Dal gruppo al brand

Nel corso degli ultimi decenni sono molti i cambiamenti intervenuti nella nostra società, sia nell’educazione che nella famiglia.

Chi di noi non ricorda la suddivisione in “colori” o “squadre” all’asilo dove, indipendentemente dalla professione del papà (le mamme che lavoravano all’epoca erano poche) o dall’auto posseduta, i bambini di una stessa squadra svolgevano attività didattiche e ludiche insieme e, ogni squadra, le svolgeva con le altre.

Il grembiulino stesso adottato alle elementari uniformava, appunto, tutti gli alunni evitando differenziazioni diseducative tra chi poteva e chi no, tra i ricchi ed i poveri, tra un ceto ed un altro.

La stessa cosa succedeva, e credo succeda tuttora, negli scout dove le squadriglie (o le sestiglie per i lupetti) erano contraddistinte, per esempio, dal nome di un animale cosicché in una gara vincevano gli scoiattoli (o i pezzati per i lupetti), non chi guida il SUV o quello con la bici da 3000 euro.

Negli anni ’70, in coincidenza con le prime lotte politiche tra sinistra e destra le fazioni cominciarono ad essere distinguibili dall’abbigliamento: chi indossava loden e scarpe “College” e chi, invece, “Clark” ed eskimo schierandosi dalla parte opposta.

Negli anni ’80 lo yuppismo esaltò ulteriormente la contrapposizione tra chi viveva la Milano da bere e chi la subiva, tra chi imitava l’Avvocato e chi, invece, avrebbe venduto la mamma per noleggiare una fuoriserie e mostrarsi per ciò che non era.

Al giorno d’oggi, purtroppo, la situazione è peggiorata: non si cerca più l’appartenenza ad un gruppo (o associazione o aggregazione umana a qualsiasi livello) per collaborare, agire insieme e crescere con l’esempio e l’aiuto reciproco ma si sente il bisogno di uniformarsi, di livellarsi appiattendo, di fatto, la personalità.  I ragazzi (ma non solo loro) si sentono esclusi dalla cerchia di amici e compagni di scuola se non indossano abiti ed accessori griffati (dal giubbotto allo zaino, agli occhiali da sole alla borsa).
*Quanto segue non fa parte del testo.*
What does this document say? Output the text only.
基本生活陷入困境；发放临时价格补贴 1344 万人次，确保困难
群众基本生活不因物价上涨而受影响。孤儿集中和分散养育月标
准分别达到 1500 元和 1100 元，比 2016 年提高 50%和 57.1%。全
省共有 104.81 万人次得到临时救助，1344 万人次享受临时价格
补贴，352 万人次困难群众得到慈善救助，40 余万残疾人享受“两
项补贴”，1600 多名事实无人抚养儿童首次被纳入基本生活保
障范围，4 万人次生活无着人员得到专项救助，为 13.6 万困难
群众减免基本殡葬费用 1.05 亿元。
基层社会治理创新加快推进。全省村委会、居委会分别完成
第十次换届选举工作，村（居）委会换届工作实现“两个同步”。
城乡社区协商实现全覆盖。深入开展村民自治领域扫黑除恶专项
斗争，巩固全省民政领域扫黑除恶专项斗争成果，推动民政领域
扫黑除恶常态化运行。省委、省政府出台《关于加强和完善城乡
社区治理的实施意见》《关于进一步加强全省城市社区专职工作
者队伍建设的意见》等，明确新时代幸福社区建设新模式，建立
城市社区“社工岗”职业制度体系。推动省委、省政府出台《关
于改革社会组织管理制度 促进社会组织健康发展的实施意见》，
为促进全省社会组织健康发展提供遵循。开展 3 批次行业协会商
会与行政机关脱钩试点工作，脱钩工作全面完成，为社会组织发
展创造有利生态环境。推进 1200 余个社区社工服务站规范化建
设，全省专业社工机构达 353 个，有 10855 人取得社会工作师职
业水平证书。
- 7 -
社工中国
Oltretutto le griffe “di moda” cambiano periodicamente con il risultato che ciò che hai comprato e ti rendeva degno di entrare nel club dei “privi di personalità” dopo qualche tempo diventa obsoleto e ti obbliga a ripetere la sfilata con un brand diverso.

Quel che è peggio è che molti, pur di apparire, non esitano a comprare oggetti contraffatti, spesso di qualità scadente, pur di fregiarsi di quel logo o quelle iniziali su ciò che indossano: forse ignorano che chi acquista per sé (non per un amico o altri) un bene contraffatto realizza un illecito amministrativo, punito con una sanzione pecuniaria che va da 100 a 7.000 euro, ai sensi della Legge n° 99 del 2009. Non si può sostenere che si credeva fossero oggetti originali perché la differenza di prezzo rispetto ai prodotti originali fa capire che sono state violate le norme in materia di origine e provenienza dei prodotti con un uso indebito del marchio.

Se, poi, compro quella merce per darla ad altri, guadagnando dalla vendita, incorro nel reato di ricettazione (art. 648 c.p.) che si concretizza quando una persona, per procurare a sé o ad altri un profitto, compra merce contraffatta o di provenienza illecita.

Conviene rischiare per sentirsi parte integrata di un gruppo perdendo, oltretutto, la propria peculiarità?

Ai miei studenti ed ai clienti ripeto sempre “In una cosa siamo tutti uguali: essere ognuno diverso dagli altri”.

E’ evidente che non sentirsi accettati non sia piacevole, ma proviamo noi a creare una moda, una corrente di pensiero che davvero ci rappresenti, ci appartenga e ci contraddistingua dagli altri. Come possiamo sentirci integrati per il solo fatto di indossare uno slogan (un logo lo è) di un brand che unisce persone nel mondo totalmente diverse l’una dall’altra, che viene spesso “integrato” da falsi (la merce contraffatta) rendendo uguali chi è originale con chi è falso?

A lezione spiego sempre che la felicità non è la meta, ma la via: non dobbiamo inseguire la felicità facendo ciò che fanno gli altri, pensando che loro siano felici perché hanno ciò che mostrano: dobbiamo essere felici mentre facciamo quello che ci piace, che ci fa stare bene senza curarci di cosa faccia chi ci circonda.

Prima o poi la finzione viene scoperta: meglio essere diversi perché originali che uguali senza personalità.